Rien ne me faisait peur, ni les cailloux sur le sol, ni mes fines roues sous-gonflées, ni les automobilistes qui me frôlaient, ni même le vent face auquel je n’avais d’autres choix que de plisser mes yeux jusqu’à la cécité. (...) Je continuai de descendre, me prenant pour un champion de cyclisme. (…) Je ne sais combien de temps dura ma descente. Une chose était certaine, elle fut bien trop rapide. Mais elle m’avait été entièrement donnée. Personne ne vint m’arrêter et tronquer ce moment, mon moment.
Les premières années de ma vie, si heureuses avaient-elles pu être, m’avaient aveuglé. Je les avais toujours considérées comme étant la seule et unique vérité, le point de départ d’une vie que je croyais être droite et linéaire. Il ne s’agissait que d’une illusion.
Ce qui m’apportait en cet instant était d’utiliser cette belle plume, comme j’avais pu être amenée à le faire lorsque j’allais encore à l’école, et de jouer à être mon père. Pour devenir un voyageur perdu hors du temps, avec le désir d’étoffer le livre de mon passé en y insérant de nouvelles pages, sur lesquelles seraient gravés, non pas des mots, mais des souvenirs. Des souvenirs d’un père aux multiples visages, dont de nombreux m’avaient été cachés après notre arrivée ici en provenance de la grande ville.

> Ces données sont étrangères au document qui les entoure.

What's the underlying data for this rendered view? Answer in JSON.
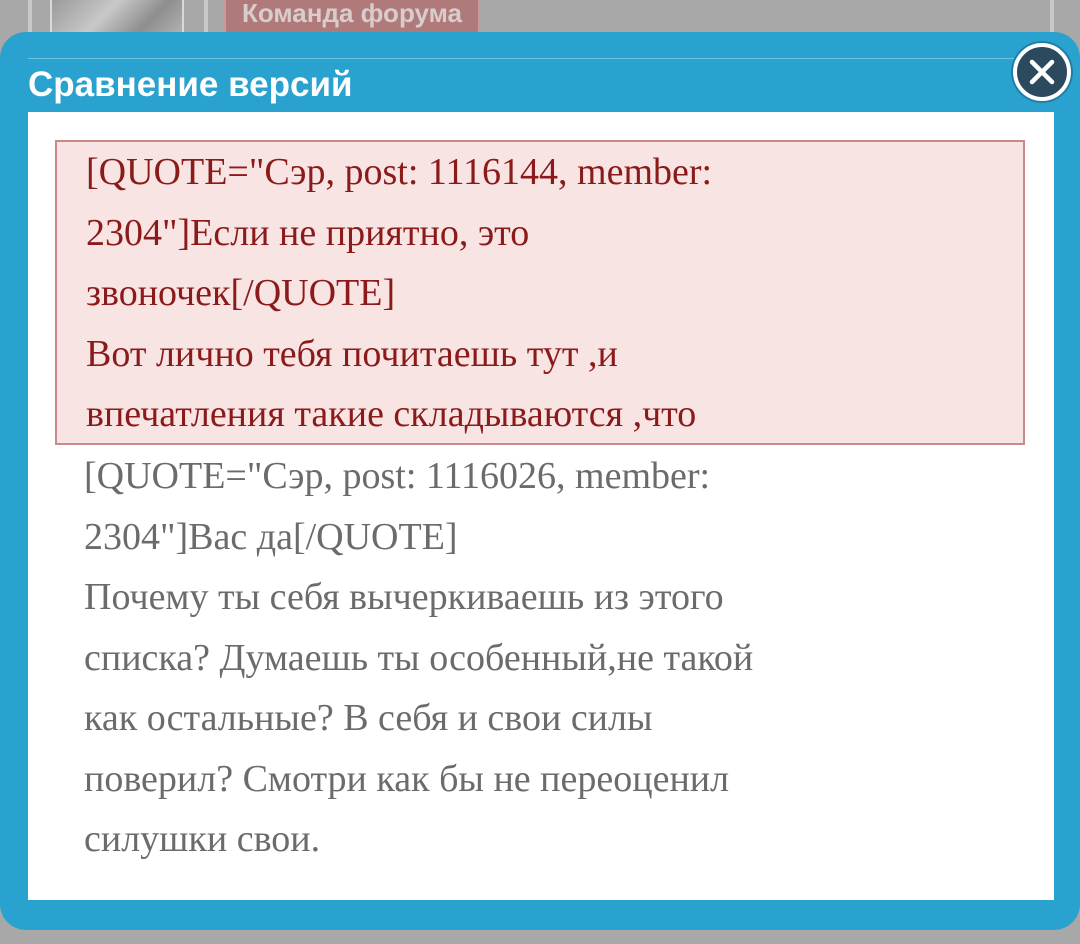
{
  "background": {
    "badge_label": "Команда форума"
  },
  "dialog": {
    "title": "Сравнение версий",
    "close_icon": "close-icon"
  },
  "diff": {
    "removed_lines": "[QUOTE=\"Сэр, post: 1116144, member:\n2304\"]Если не приятно, это\nзвоночек[/QUOTE]\nВот лично тебя почитаешь тут ,и\nвпечатления такие складываются ,что",
    "unchanged_lines": "[QUOTE=\"Сэр, post: 1116026, member:\n2304\"]Вас да[/QUOTE]\nПочему ты себя вычеркиваешь из этого\nсписка? Думаешь ты особенный,не такой\nкак остальные? В себя и свои силы\nповерил? Смотри как бы не переоценил\nсилушки свои."
  },
  "colors": {
    "accent": "#2aa2cf",
    "removed_bg": "#f9e4e4",
    "removed_border": "#c98a8a",
    "removed_text": "#8b1a1a",
    "unchanged_text": "#6b6b6b"
  }
}
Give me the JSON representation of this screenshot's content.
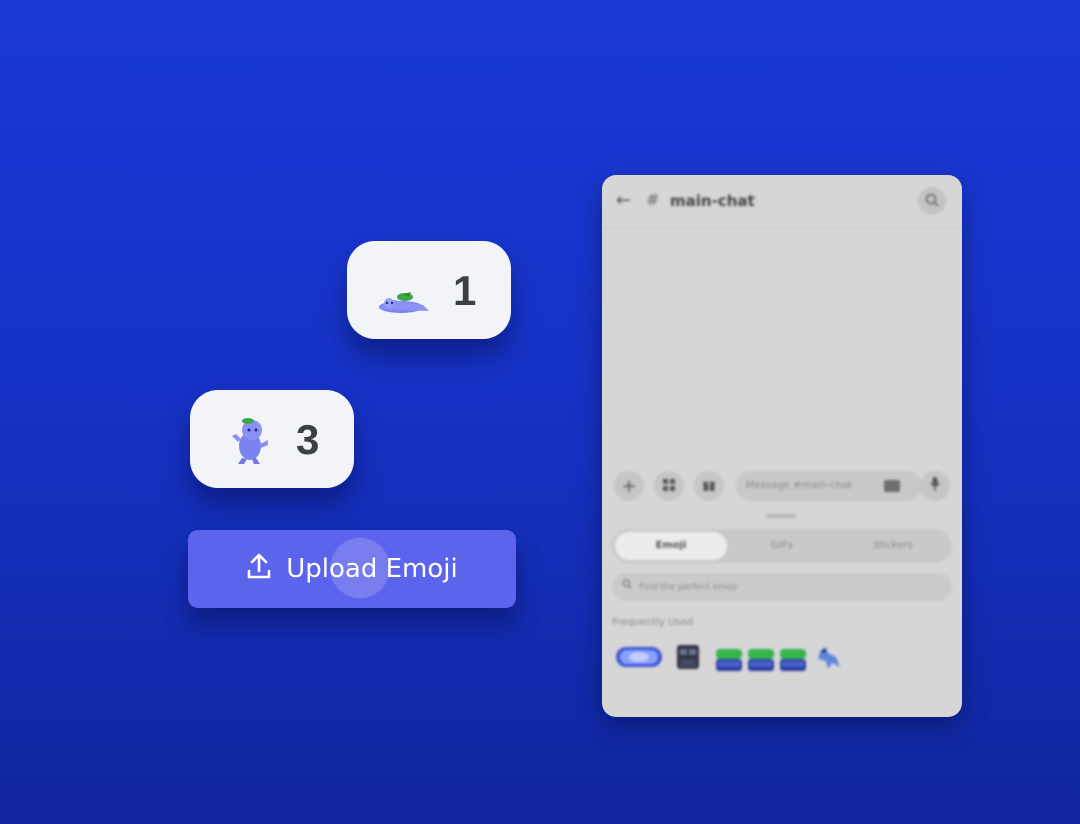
{
  "reactions": [
    {
      "count": "1",
      "emoji": "wumpus-lying-emoji"
    },
    {
      "count": "3",
      "emoji": "wumpus-dancing-emoji"
    }
  ],
  "upload_button": {
    "label": "Upload Emoji",
    "icon": "upload-icon"
  },
  "phone": {
    "header": {
      "channel": "main-chat"
    },
    "composer": {
      "placeholder": "Message #main-chat"
    },
    "picker": {
      "tabs": [
        {
          "label": "Emoji",
          "active": true
        },
        {
          "label": "GIFs",
          "active": false
        },
        {
          "label": "Stickers",
          "active": false
        }
      ],
      "search_placeholder": "Find the perfect emoji",
      "section_label": "Frequently Used"
    }
  },
  "colors": {
    "background_top": "#1a3ad8",
    "background_bottom": "#10269e",
    "button": "#5d64ec",
    "chip": "#f3f4f8",
    "phone": "#d6d6d7"
  }
}
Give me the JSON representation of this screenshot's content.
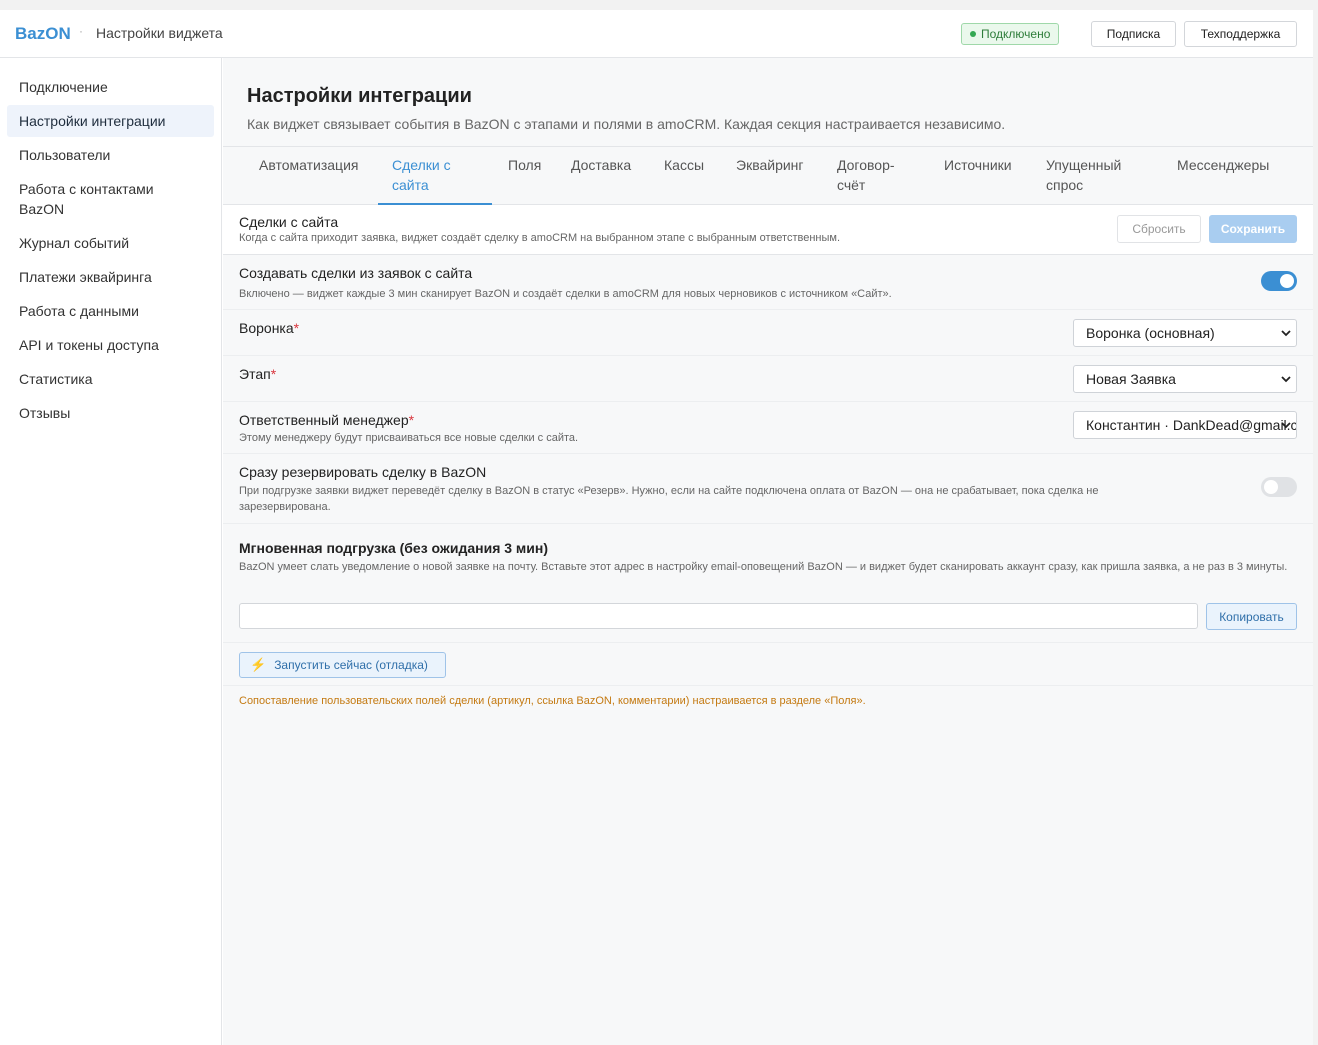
{
  "topbar": {
    "brand": "BazON",
    "separator": "·",
    "caption": "Настройки виджета",
    "status": "Подключено",
    "subscription_label": "Подписка",
    "support_label": "Техподдержка"
  },
  "sidebar": {
    "items": [
      {
        "label": "Подключение"
      },
      {
        "label": "Настройки интеграции"
      },
      {
        "label": "Пользователи"
      },
      {
        "label": "Работа с контактами BazON"
      },
      {
        "label": "Журнал событий"
      },
      {
        "label": "Платежи эквайринга"
      },
      {
        "label": "Работа с данными"
      },
      {
        "label": "API и токены доступа"
      },
      {
        "label": "Статистика"
      },
      {
        "label": "Отзывы"
      }
    ]
  },
  "header": {
    "title": "Настройки интеграции",
    "description": "Как виджет связывает события в BazON с этапами и полями в amoCRM. Каждая секция настраивается независимо."
  },
  "tabs": [
    {
      "label": "Автоматизация"
    },
    {
      "label": "Сделки с сайта"
    },
    {
      "label": "Поля"
    },
    {
      "label": "Доставка"
    },
    {
      "label": "Кассы"
    },
    {
      "label": "Эквайринг"
    },
    {
      "label": "Договор-счёт"
    },
    {
      "label": "Источники"
    },
    {
      "label": "Упущенный спрос"
    },
    {
      "label": "Мессенджеры"
    }
  ],
  "section": {
    "title": "Сделки с сайта",
    "description": "Когда с сайта приходит заявка, виджет создаёт сделку в amoCRM на выбранном этапе с выбранным ответственным.",
    "reset_label": "Сбросить",
    "save_label": "Сохранить"
  },
  "settings": {
    "create_deals": {
      "label": "Создавать сделки из заявок с сайта",
      "hint": "Включено — виджет каждые 3 мин сканирует BazON и создаёт сделки в amoCRM для новых черновиков с источником «Сайт».",
      "enabled": true
    },
    "pipeline": {
      "label": "Воронка",
      "required_mark": "*",
      "value": "Воронка (основная)"
    },
    "stage": {
      "label": "Этап",
      "required_mark": "*",
      "value": "Новая Заявка"
    },
    "manager": {
      "label": "Ответственный менеджер",
      "required_mark": "*",
      "value": "Константин · DankDead@gmail.com",
      "hint": "Этому менеджеру будут присваиваться все новые сделки с сайта."
    },
    "reserve": {
      "label": "Сразу резервировать сделку в BazON",
      "hint": "При подгрузке заявки виджет переведёт сделку в BazON в статус «Резерв». Нужно, если на сайте подключена оплата от BazON — она не срабатывает, пока сделка не зарезервирована.",
      "enabled": false
    },
    "instant": {
      "label": "Мгновенная подгрузка (без ожидания 3 мин)",
      "hint": "BazON умеет слать уведомление о новой заявке на почту. Вставьте этот адрес в настройку email-оповещений BazON — и виджет будет сканировать аккаунт сразу, как пришла заявка, а не раз в 3 минуты.",
      "copy_label": "Копировать"
    }
  },
  "run_now_label": "Запустить сейчас (отладка)",
  "footer_note": "Сопоставление пользовательских полей сделки (артикул, ссылка BazON, комментарии) настраивается в разделе «Поля».",
  "colors": {
    "accent": "#3b8fd3",
    "status_green": "#34a853",
    "note_orange": "#c47a12",
    "required_red": "#d9363e"
  }
}
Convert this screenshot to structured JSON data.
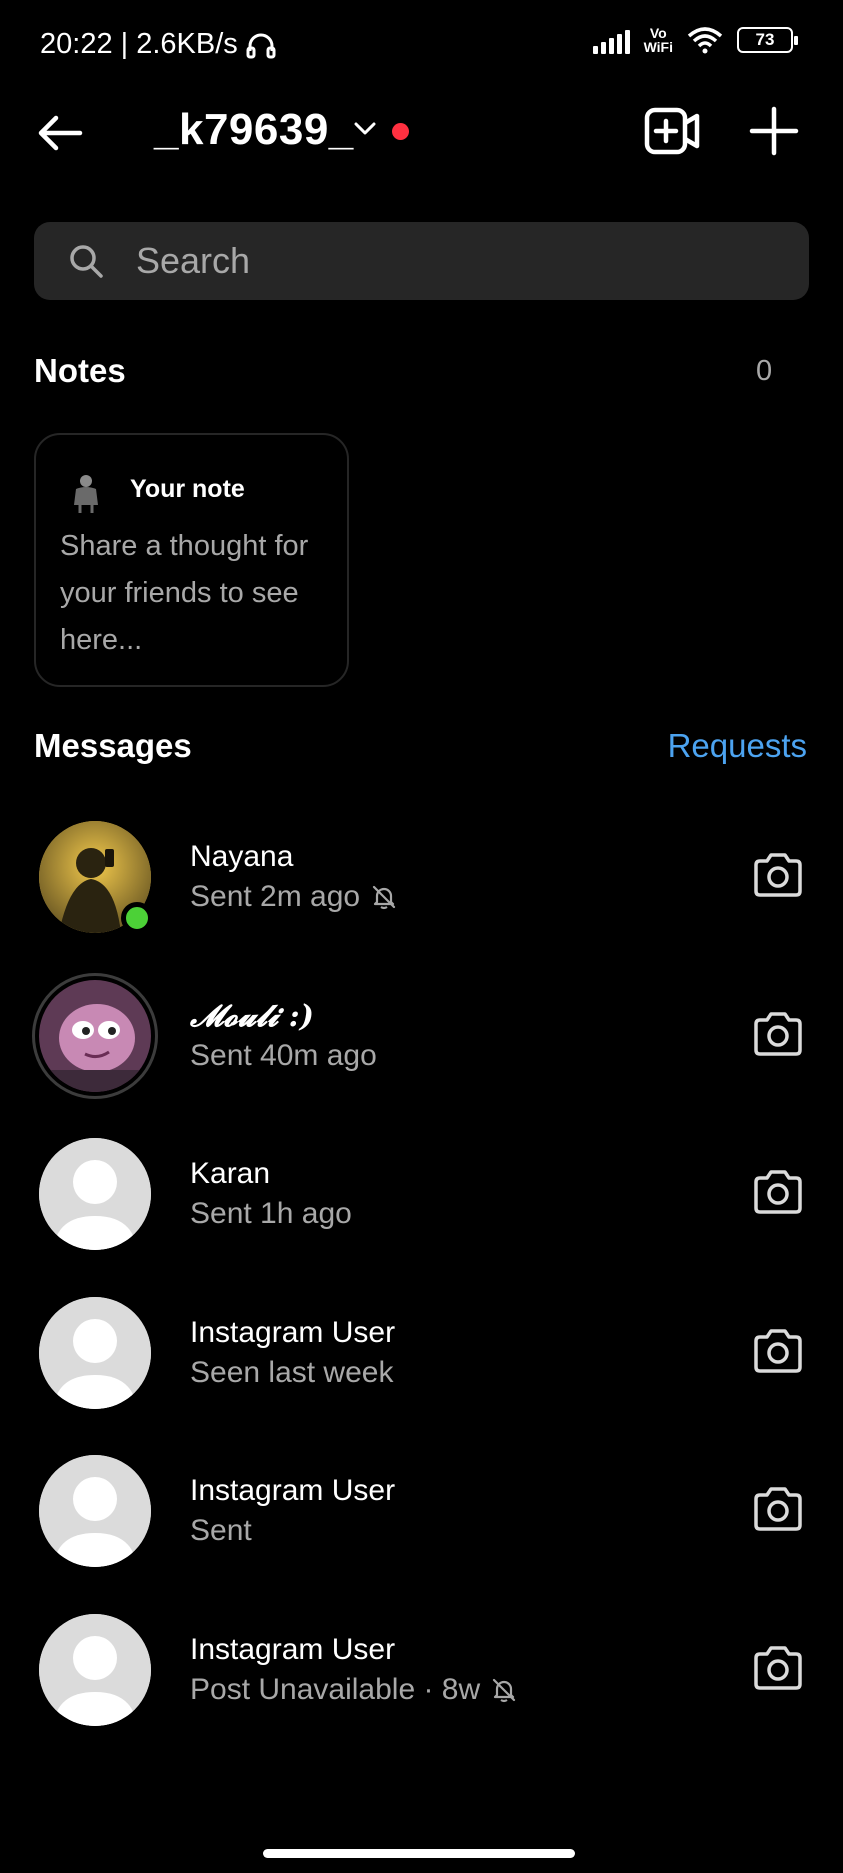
{
  "status_bar": {
    "time_speed": "20:22 | 2.6KB/s",
    "vowifi_top": "Vo",
    "vowifi_bottom": "WiFi",
    "battery": "73"
  },
  "header": {
    "username": "_k79639_"
  },
  "search": {
    "placeholder": "Search"
  },
  "notes": {
    "title": "Notes",
    "count": "0",
    "card_label": "Your note",
    "card_text": "Share a thought for your friends to see here..."
  },
  "messages": {
    "title": "Messages",
    "requests_label": "Requests",
    "items": [
      {
        "name": "Nayana",
        "status": "Sent 2m ago",
        "muted": true,
        "online": true,
        "avatar": "photo"
      },
      {
        "name": "𝓜𝓸𝓾𝓵𝓲 :)",
        "status": "Sent 40m ago",
        "muted": false,
        "online": false,
        "avatar": "cartoon"
      },
      {
        "name": "Karan",
        "status": "Sent 1h ago",
        "muted": false,
        "online": false,
        "avatar": "default"
      },
      {
        "name": "Instagram User",
        "status": "Seen last week",
        "muted": false,
        "online": false,
        "avatar": "default"
      },
      {
        "name": "Instagram User",
        "status": "Sent",
        "muted": false,
        "online": false,
        "avatar": "default"
      },
      {
        "name": "Instagram User",
        "status": "Post Unavailable · 8w",
        "muted": true,
        "online": false,
        "avatar": "default"
      }
    ]
  },
  "colors": {
    "background": "#000000",
    "accent_blue": "#4ca3f0",
    "online_green": "#4cd137",
    "notification_red": "#ff3040",
    "search_bg": "#262626"
  }
}
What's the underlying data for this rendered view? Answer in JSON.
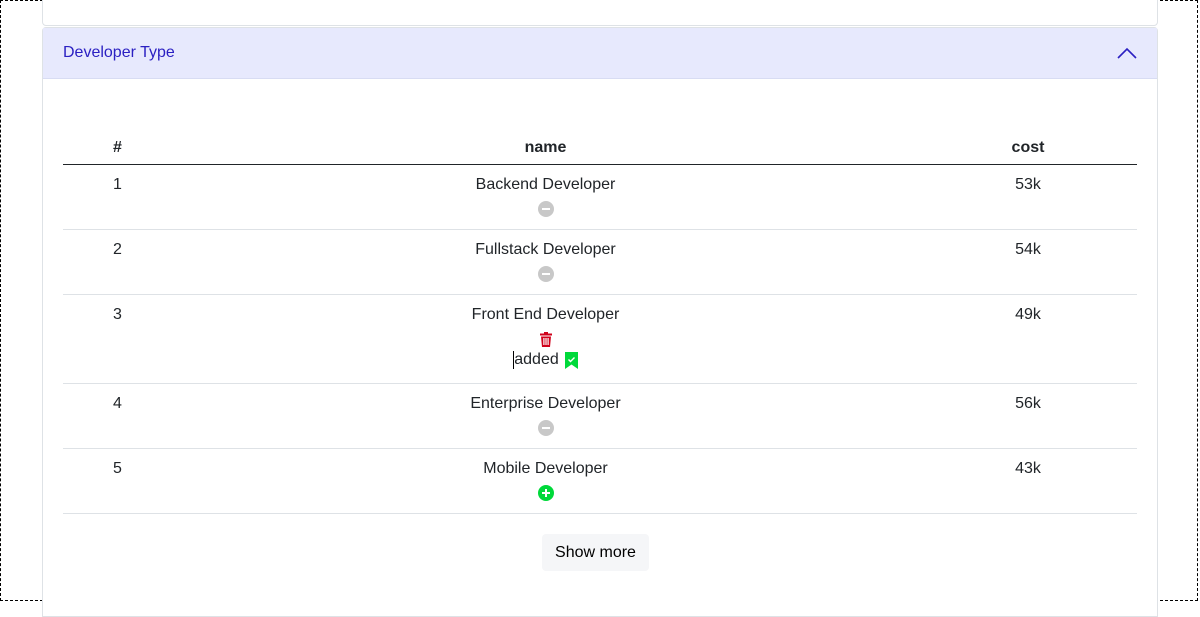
{
  "accordion": {
    "title": "Developer Type"
  },
  "table": {
    "headers": {
      "num": "#",
      "name": "name",
      "cost": "cost"
    },
    "rows": [
      {
        "num": "1",
        "name": "Backend Developer",
        "cost": "53k",
        "action_icon": "minus-circle-icon"
      },
      {
        "num": "2",
        "name": "Fullstack Developer",
        "cost": "54k",
        "action_icon": "minus-circle-icon"
      },
      {
        "num": "3",
        "name": "Front End Developer",
        "cost": "49k",
        "action_icon": "trash-icon",
        "status": "added",
        "status_icon": "bookmark-check-icon"
      },
      {
        "num": "4",
        "name": "Enterprise Developer",
        "cost": "56k",
        "action_icon": "minus-circle-icon"
      },
      {
        "num": "5",
        "name": "Mobile Developer",
        "cost": "43k",
        "action_icon": "plus-circle-icon"
      }
    ]
  },
  "show_more_label": "Show more",
  "colors": {
    "header_bg": "#e7e9fd",
    "header_text": "#2b20c2",
    "minus_icon": "#c8c8c8",
    "trash_icon": "#d0021b",
    "plus_icon": "#00d93a"
  }
}
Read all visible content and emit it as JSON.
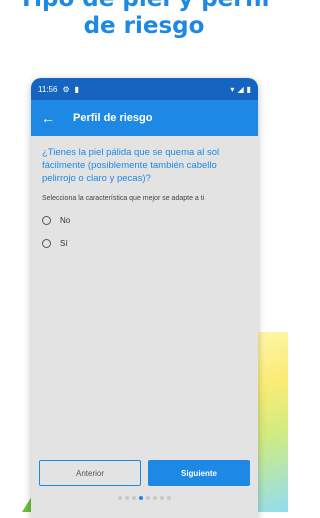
{
  "headline": {
    "line1": "Tipo de piel y perfil",
    "line2": "de riesgo"
  },
  "statusbar": {
    "time": "11:56"
  },
  "appbar": {
    "title": "Perfil de riesgo"
  },
  "survey": {
    "question": "¿Tienes la piel pálida que se quema al sol fácilmente (posiblemente también cabello pelirrojo o claro y pecas)?",
    "instruction": "Selecciona la característica que mejor se adapte a ti",
    "options": [
      {
        "label": "No",
        "selected": false
      },
      {
        "label": "Sí",
        "selected": false
      }
    ]
  },
  "buttons": {
    "previous": "Anterior",
    "next": "Siguiente"
  },
  "pagination": {
    "total": 8,
    "current": 3
  },
  "colors": {
    "primary": "#1e88e5",
    "primary_dark": "#1565c0",
    "background": "#e3e3e3"
  }
}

Raccroche-toi à la bonne branche. Ne te satisfais plus de regarder celle en dessus ni celle d’à côté, quand bien même tu as pu autrefois y passer du bon temps. Il te faut d’abord changer d’arbre, et rejoindre celui qui t’a été attribué. Celui sur lequel tu pourras t’élever jusqu’à en atteindre la cime. Pour pouvoir goûter les rayons de soleil qui te sont destinés, et dominer. Te dominer.